The Minister of Territorial Policy and Democratic Memory, Ángel Víctor Torres, announced on his arrival at the Constitutional Commission of the Senate that the Government will transfer to the Public Prosecutor’s Office the actions of the President of the Balearic Parliament, Gabriel Le Senne, in case they constitute a hate crime, after breaking in a parliamentary seat a photo in which victims of Franco’s regime appeared, such as Aurora Picornell.
Torres has expressed his “revulsion” at the actions of the Vox representative, considering that they denigrate “people who died for defending freedom and democracy.” He considers that the powers of the president of a Parliament “are to order the debate and not to criticize it with attitudes such as those experienced last Tuesday”.

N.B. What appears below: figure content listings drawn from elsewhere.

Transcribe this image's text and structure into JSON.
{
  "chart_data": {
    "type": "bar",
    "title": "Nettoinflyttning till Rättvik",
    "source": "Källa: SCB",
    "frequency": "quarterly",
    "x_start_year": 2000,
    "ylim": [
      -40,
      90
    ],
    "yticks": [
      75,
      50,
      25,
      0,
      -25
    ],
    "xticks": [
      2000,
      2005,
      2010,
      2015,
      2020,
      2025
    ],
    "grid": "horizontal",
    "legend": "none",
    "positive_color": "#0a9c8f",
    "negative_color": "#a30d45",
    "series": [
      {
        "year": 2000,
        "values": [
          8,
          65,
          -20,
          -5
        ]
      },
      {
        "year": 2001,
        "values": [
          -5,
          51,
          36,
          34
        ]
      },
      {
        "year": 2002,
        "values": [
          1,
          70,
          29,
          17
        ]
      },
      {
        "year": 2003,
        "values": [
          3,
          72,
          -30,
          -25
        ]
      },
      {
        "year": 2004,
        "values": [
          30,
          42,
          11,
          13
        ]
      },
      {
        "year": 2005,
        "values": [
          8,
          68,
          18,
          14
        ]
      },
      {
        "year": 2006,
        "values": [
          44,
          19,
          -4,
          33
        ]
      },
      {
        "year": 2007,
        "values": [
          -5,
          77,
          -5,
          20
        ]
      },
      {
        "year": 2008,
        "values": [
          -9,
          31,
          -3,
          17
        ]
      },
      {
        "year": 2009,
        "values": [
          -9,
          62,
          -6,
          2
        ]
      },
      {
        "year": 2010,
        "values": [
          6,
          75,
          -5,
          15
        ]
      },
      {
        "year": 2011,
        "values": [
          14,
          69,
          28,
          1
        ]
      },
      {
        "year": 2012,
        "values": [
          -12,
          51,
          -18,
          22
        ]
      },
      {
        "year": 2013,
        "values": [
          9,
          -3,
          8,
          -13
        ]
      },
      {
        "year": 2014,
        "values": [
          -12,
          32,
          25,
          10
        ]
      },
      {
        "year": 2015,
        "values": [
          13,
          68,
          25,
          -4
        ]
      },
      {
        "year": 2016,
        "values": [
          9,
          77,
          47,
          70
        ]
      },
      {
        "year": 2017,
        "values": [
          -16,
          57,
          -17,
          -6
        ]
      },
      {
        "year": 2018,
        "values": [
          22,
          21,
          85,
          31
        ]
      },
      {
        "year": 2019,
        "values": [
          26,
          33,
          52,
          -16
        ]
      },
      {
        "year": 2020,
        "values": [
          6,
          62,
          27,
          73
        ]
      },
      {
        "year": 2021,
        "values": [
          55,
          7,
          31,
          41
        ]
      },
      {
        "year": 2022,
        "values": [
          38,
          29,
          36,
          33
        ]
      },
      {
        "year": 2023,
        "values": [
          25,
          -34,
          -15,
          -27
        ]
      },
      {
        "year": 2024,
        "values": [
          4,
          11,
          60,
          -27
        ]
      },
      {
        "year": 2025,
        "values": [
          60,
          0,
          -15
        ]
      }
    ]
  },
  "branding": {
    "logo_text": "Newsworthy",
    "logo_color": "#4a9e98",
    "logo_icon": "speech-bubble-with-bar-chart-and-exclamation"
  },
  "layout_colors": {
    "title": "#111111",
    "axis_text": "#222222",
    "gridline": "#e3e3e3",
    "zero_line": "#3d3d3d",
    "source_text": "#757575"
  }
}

The minister has referred to the so-called “concord” laws promoted in several autonomous communities. He has valued that the Constitutional Court has suspended the law that repeals the Aragonese law of Democratic Memory and has pointed out that behind the appeal to concord “made by the governments of the right and the far right in the autonomous communities where they govern, is hidden the intention to make a rasa and impose a vision of a country in which our history is only past”.
In response to this, Ángel Víctor Torres has defended the development of the Democratic Memory Law: “It is about reconciling the country with itself, and it is about repairing the compatriots who have never been repaired, who do not rest in peace and whose families cannot honor them,” adding that “it is not about opening wounds, but about doing justice.”